Nach Investor gesucht US-Wohnmobilriese Thor übernimmt deutsche Hymer-Gruppe

Bad Waldsee · Nach monatelanger Suche hat die Hymer-Familie einen Käufer für ihr Wohnmobil- und Campingwagen-Imperium gefunden. Die Unternehmensgruppe geht an den US-Konkurrenten Thor. Das Ende von bekannten Marken wie Dethleffs oder Bürstner soll das aber nicht sein.

 Ein Vorarbeiter kontrolliert beim Reisemobilhersteller Hymer ein halbfertiges Reisemobil.

Ein Vorarbeiter kontrolliert beim Reisemobilhersteller Hymer ein halbfertiges Reisemobil.

Foto: Felix Kästle

Der US-Wohnmobilriese Thor übernimmt die komplette deutsche Hymer-Gruppe. Durch den Zusammenschluss entstehe der weltweit größte Hersteller von Freizeitfahrzeugen, teilten beide Unternehmen mit.

Thor zahlt rund 2,1 Milliarden Euro für die Erwin Hymer Group, zu der neben Hymer selbst noch 23 weitere Marken wie Bürstner oder Dethleffs gehören. Die Kartellbehörden müssen der Transaktion noch zustimmen. Hymer-Chef Martin Brandt geht aber davon aus, dass das bis Ende des Jahres erfolgen wird.

Die Gruppe, bisher vollständig in Familienbesitz, hatte seit längerem nach einem Investor gesucht - und auch einen Börsengang ins Auge gefasst, um ihre weltweiten Expansionspläne in die Tat umsetzen zu können. Zunächst sollte nur eine Minderheit der Anteile verkauft werden, dann möglicherweise auch eine Mehrheit - nun übernimmt Thor Industries 100 Prozent. "Mit Thor bekommen wir einen Eigentümer, der unsere Branche aus dem Effeff kennt", sagte Brandt.

Zusammen stehen Thor und die Hymer-Gruppe künftig für 42 Campingwagen- und Wohnmobilmarken mit zusammen mehr als 25.000 Mitarbeitern. Beide Gruppen machen gemeinsam fast zehn Milliarden US-Dollar (gut 8,5 Milliarden Euro) Umsatz - Thor allerdings fast dreimal so viel wie die Hymer-Gruppe. Zu dem US-Unternehmen gehört unter anderem die Marke Airstream.

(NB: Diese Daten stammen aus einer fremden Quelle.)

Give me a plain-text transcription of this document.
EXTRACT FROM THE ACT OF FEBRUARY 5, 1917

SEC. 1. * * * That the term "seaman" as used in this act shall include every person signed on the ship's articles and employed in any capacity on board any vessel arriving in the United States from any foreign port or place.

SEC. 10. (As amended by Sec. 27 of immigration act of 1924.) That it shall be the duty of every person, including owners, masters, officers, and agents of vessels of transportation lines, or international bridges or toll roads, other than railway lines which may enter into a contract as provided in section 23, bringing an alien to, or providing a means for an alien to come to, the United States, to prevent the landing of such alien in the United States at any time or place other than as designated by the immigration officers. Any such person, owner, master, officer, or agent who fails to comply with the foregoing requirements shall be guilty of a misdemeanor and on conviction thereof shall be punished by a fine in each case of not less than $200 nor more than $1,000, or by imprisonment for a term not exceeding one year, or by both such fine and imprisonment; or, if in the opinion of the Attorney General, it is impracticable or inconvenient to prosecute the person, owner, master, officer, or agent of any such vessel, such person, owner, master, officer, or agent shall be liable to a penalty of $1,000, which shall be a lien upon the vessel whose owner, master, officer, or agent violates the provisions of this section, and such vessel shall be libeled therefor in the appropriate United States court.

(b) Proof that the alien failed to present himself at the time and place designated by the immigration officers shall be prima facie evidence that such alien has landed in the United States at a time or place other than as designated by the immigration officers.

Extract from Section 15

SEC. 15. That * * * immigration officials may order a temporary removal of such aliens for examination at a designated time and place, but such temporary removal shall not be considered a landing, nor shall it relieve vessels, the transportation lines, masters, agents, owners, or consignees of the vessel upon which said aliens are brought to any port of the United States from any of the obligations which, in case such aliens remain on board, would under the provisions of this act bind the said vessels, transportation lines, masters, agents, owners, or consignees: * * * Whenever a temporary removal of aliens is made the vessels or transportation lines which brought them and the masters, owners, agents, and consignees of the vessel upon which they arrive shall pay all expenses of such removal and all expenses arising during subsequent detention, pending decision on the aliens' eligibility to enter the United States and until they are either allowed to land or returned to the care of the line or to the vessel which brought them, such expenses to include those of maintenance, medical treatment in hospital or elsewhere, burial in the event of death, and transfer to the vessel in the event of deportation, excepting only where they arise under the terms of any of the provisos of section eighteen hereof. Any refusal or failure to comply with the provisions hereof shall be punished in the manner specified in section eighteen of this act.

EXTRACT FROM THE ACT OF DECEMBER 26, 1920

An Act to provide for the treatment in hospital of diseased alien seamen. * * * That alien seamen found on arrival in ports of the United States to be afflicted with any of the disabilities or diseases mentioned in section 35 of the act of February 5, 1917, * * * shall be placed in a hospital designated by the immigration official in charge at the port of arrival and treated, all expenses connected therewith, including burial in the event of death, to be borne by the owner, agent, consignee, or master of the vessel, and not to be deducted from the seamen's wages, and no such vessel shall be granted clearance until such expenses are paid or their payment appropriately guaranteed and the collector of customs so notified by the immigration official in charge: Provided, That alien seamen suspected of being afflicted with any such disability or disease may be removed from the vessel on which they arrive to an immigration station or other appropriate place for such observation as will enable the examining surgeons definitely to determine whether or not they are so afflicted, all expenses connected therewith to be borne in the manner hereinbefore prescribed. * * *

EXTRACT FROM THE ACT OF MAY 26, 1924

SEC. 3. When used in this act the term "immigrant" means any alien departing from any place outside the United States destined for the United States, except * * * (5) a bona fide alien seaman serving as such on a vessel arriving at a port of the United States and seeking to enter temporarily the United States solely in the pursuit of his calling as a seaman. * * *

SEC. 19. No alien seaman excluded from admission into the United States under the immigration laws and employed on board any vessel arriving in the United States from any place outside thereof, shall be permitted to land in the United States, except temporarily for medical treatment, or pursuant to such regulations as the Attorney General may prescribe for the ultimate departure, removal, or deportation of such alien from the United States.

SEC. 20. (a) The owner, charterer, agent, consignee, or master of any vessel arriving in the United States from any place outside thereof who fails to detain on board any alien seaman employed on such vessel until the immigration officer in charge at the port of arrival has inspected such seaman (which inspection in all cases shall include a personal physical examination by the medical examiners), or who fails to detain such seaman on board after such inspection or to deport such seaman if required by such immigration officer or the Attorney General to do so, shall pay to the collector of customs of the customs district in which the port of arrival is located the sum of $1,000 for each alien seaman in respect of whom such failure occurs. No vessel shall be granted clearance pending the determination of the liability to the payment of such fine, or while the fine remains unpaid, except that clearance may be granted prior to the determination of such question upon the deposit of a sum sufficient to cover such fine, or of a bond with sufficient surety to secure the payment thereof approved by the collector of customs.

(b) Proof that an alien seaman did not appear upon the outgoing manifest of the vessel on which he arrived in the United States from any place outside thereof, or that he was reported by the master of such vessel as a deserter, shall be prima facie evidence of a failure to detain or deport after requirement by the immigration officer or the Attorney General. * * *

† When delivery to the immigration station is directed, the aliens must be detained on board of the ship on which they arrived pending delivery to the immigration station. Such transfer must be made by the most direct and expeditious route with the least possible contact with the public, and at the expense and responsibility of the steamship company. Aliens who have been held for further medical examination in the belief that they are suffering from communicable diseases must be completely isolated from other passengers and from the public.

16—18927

Brandt sagte, hinter der Entscheidung für Thor stehe eine "starke industrielle Logik". Er verwies auf Synergie- und Größeneffekte. Thor macht seinen Umsatz ausschließlich auf dem nordamerikanischen Markt, der für Hymer wiederum mit einem Anteil von lediglich sechs Prozent bislang eher eine Nische war. Die Gruppe aus Bad Waldsee hingegen ist in ganz Europa vertreten und plant zudem die Expansion nach China, wo kürzlich ein Gemeinschaftsunternehmen mit einem einheimischen Partner gegründet wurde.

Hymer werde Teil von Thor und damit zum Standbein der Amerikaner in Europa, wo sie bisher nicht vertreten seien, hieß es. Die Gruppe und alle ihre Marken sollen aber erhalten bleiben. "Thor wird als Marke nicht auftauchen", sagte Brandt. Auch die Standorte und die Arbeitsplätze seien nicht in Gefahr, versprach er.

Brandt selbst bleibt Vorstandsvorsitzender der Hymer-Gruppe und soll wie bisher die Geschäfte führen. Das letzte Wort hat künftig anstelle der Familie aber Thor-Chef Robert Martin am Sitz in Elkhart im US-Bundesstaat Indiana. Einen Teil des Kaufpreises begleicht Thor mit eigenen Aktien - rund 2,3 Millionen Stück. Nach Angaben von Brandt sind das etwa vier Prozent der Thor-Anteile. Die Familie Hymer werde dadurch zu einem der größten Aktionäre des US-Konzerns.